There’s a new ad campaign (new to me at least) that says, “Water your body” and advertises Crystal Lite as having 20% more water. AFAICT that means you mix in approximately 20% less Crystal Lite – it’s basically sugar free Kool Aid.
It’s brilliant! This is on a par with adding ‘Repeat’ to shampoo bottles.
I do like the TV ads. It’s a series of very good looking women getting splashed by water.
The commercials say that “people who drink Crystal Light drink 20% more water than people who drink plain water”. In other words, tasty sweetened water is more appealing than plain water and people are more apt to drink sweet tasty water than regular water. I’m not seeing how anything about this is surprising or controversial.
At least they’re selling a real product. I mean, don’t even get me started on bottled water. I have a Brita pitcher and a thermos… why do I need your “product”?
I think **Boyo Jim **mentioned something about pretty women getting wet. While that’s going on, you expect him, or me, or any other guy, to have the slightest idea what’s being said or even what kind of a product is being sold? Not likely.
Modern TV: A half hour show is 8 minutes of sex tease, 8 minutes of pickup trucks doing manly things, and 14 minutes of filler badly disguised as a program. Ain’t the 21st Century great!?
Sheesh! Has commercial TV really gotten that bad? 16 minutes of commercials in a half hour program?
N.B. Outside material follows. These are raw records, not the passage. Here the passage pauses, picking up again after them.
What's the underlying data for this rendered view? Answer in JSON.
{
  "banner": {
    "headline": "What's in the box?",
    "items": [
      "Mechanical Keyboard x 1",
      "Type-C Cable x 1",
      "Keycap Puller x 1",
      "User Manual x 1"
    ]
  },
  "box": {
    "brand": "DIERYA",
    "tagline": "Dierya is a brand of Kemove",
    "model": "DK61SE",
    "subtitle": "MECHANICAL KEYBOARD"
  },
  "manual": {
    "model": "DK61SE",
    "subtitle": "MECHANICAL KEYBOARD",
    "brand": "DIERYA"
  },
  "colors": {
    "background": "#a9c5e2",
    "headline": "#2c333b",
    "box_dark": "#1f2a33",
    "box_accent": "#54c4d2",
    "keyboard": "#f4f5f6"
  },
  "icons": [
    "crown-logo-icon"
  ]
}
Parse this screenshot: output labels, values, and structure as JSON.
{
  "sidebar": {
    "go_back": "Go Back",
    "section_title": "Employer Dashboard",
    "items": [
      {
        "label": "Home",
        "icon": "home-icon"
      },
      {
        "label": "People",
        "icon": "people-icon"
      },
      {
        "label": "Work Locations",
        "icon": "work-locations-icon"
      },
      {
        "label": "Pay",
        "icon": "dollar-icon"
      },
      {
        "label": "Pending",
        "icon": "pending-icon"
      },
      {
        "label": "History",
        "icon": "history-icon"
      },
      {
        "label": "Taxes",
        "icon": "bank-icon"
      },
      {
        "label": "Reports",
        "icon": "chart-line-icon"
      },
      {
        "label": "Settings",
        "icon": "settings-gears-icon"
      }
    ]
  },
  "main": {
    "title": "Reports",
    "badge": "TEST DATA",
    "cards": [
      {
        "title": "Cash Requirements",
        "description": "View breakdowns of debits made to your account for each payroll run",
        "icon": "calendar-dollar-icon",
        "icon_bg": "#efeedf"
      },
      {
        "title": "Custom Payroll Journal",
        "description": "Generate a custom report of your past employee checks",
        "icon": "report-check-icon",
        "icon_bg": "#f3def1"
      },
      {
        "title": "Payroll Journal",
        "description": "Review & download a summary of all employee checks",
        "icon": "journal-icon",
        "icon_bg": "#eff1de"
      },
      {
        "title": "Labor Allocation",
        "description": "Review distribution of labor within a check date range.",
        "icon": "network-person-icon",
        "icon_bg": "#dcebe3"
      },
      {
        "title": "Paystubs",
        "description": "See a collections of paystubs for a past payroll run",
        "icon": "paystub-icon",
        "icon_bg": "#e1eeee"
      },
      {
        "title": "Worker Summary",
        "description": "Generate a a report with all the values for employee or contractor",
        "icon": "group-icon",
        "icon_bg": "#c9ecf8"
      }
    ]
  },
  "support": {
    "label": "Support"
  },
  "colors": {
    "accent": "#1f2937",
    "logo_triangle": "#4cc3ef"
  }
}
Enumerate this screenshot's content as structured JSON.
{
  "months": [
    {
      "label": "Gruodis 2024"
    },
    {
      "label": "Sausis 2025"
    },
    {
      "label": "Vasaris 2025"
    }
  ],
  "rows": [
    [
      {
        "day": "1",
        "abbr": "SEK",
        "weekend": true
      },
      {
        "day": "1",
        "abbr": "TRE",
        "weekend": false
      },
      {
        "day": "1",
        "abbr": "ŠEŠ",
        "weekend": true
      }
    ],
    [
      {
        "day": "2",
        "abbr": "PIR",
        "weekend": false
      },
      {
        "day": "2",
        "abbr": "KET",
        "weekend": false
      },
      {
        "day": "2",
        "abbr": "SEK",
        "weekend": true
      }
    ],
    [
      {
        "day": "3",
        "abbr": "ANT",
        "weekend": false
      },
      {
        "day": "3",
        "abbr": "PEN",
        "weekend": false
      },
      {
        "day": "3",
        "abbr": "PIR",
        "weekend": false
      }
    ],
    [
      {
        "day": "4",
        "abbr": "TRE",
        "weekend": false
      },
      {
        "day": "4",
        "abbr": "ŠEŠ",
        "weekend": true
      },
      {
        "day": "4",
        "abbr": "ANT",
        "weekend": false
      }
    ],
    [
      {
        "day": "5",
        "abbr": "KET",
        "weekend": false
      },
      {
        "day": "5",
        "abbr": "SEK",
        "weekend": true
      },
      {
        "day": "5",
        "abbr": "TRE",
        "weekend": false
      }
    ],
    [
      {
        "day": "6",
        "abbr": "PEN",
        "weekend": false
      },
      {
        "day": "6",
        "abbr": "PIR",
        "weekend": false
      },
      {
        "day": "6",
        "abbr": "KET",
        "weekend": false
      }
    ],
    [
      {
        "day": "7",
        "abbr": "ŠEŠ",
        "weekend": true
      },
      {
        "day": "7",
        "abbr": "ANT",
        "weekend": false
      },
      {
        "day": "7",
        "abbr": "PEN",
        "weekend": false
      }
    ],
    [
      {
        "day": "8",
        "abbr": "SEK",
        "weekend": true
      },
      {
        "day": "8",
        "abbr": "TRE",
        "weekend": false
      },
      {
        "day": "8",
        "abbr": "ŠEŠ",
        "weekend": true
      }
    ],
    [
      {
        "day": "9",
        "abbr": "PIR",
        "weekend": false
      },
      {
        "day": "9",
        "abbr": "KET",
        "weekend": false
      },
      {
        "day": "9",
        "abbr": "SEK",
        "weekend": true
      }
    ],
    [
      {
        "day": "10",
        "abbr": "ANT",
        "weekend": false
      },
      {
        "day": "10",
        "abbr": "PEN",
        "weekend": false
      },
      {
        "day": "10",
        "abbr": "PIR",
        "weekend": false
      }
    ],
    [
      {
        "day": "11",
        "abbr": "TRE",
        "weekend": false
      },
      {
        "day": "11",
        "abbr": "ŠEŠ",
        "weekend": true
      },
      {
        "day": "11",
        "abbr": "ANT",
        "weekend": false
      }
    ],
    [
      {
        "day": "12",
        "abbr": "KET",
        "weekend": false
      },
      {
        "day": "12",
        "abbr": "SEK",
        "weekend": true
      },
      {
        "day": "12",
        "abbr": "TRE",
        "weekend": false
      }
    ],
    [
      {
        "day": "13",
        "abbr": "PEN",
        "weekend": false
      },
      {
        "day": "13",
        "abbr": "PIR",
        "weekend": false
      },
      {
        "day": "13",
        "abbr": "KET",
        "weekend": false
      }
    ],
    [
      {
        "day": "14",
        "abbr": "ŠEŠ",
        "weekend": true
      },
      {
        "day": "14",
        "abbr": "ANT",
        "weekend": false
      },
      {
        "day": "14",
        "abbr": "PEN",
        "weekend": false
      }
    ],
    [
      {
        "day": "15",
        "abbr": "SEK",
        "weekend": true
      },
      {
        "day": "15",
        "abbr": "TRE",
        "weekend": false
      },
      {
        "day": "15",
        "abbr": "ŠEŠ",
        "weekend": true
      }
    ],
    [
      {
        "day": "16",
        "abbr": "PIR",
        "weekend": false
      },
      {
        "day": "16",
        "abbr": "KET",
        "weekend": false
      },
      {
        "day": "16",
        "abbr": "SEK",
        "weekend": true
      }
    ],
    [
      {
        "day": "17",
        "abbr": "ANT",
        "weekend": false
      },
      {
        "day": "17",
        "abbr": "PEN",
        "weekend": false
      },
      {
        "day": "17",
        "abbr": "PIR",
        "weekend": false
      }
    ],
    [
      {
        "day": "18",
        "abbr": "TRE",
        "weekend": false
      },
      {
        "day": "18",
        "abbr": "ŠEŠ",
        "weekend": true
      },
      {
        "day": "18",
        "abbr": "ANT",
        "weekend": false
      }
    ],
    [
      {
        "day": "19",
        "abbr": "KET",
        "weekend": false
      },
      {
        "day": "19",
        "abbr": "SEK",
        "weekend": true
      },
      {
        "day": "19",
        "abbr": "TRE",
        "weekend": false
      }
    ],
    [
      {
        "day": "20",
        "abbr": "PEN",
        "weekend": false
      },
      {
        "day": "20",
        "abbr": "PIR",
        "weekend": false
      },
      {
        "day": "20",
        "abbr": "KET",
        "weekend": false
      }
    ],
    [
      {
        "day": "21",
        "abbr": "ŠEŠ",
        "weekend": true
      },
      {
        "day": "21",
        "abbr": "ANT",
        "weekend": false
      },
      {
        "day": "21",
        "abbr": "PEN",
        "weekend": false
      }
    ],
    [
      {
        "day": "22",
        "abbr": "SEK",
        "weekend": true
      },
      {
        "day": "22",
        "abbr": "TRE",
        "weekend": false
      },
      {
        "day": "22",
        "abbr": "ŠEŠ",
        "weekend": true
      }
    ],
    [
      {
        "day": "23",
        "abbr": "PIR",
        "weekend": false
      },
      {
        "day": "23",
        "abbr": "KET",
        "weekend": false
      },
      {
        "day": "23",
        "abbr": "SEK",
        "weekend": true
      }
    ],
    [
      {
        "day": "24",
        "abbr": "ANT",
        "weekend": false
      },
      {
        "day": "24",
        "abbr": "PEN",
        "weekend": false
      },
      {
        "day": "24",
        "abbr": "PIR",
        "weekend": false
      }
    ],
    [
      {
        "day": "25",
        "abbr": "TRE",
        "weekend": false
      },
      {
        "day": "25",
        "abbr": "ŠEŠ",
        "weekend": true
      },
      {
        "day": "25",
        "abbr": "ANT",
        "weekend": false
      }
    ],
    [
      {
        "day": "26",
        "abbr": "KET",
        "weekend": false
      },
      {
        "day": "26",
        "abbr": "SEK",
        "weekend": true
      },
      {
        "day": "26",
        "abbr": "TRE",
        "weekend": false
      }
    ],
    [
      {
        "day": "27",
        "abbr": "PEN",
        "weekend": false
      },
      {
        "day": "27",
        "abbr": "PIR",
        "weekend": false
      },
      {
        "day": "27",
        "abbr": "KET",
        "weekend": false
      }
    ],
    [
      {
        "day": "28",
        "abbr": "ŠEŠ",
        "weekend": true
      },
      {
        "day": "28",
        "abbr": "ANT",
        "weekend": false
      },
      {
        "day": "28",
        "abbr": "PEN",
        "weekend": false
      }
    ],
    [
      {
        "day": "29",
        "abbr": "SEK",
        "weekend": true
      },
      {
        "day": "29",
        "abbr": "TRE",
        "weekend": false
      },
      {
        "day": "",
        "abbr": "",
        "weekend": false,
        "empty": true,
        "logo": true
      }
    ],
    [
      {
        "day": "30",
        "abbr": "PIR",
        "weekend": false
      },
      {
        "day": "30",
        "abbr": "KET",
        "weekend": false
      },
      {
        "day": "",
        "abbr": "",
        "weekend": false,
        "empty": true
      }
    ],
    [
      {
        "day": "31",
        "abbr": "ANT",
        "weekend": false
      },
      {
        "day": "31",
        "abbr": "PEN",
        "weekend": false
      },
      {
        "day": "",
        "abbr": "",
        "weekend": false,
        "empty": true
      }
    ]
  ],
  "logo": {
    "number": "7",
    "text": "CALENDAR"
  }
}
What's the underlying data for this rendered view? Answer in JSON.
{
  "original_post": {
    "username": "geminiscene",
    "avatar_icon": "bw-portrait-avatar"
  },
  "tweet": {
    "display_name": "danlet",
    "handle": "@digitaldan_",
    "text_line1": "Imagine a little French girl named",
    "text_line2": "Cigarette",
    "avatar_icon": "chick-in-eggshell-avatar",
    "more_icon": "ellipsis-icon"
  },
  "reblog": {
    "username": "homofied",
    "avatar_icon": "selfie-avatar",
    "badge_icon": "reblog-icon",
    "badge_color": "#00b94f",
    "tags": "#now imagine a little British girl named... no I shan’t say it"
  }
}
I can’t imagine a viewer actually accepting this.
I’ve become a Hulu watcher for pretty much everything that interests me and use my TV primarily for viewing DVDs. My Tivo is more idle now than it’s ever been since I record practically nothing anymore. I’m sure many others are headed in my direction, so I’m incredulous that the networks would further alienate their dwindling viewer base by shoving more commercials down everyone’s throats.
Can you imagine billions of people accepting this, then? Actually a lot of us are skipping commercials - which is why you have commercials IN the shows now; “Let’s take my Chevrolet Aveo to the crime scene.” “Wow - look at that leg room!” “And I get 32 miles per gallon, too.”
If you guys want an eye-opening experience, listen to some commercials without watching them, and watch some commercials without listening to them. They are FILTHY! They get away with it because when you put the sound and picture together, they seem to be painting an innocuous picture, but the filth is still there (and oh boy, does our subconscious know it!).
And I am not a math whiz, but 8+8+14=30 last I checked, and all I could think of that particular post was ‘He’s forgetting the time for the commercials’
I find scary is that sometimes the program seems densely (as in huge mass) packed with a story.
I hate the real crime shows that re-state “what we have learned so far” after EVERY commercial break. The first 8 minutes is the opening credits + set-up, then there is 16 minutes ad-time broken down into 4 parts, 25 minutes reiterating and 11 minutes of actual information.
Reminds of my bras when I was an A cup wanting to be a C cup in junior high.
Lots of padding.
No half-hour show has 16 minutes of commercials. They have 7-8 minutes. I believe the maximum allowed for network broadcasts is 16 minutes per hour. Syndicated and cable programming may have more in some cases.
It’s a law of physics I think… I’m not sure. But water is magic stuff. It possesses the power to turn a white T shirt transparent when applied to the chest of a shapely woman. This is true, I’ve seen it happen. Water is wonderful stuff.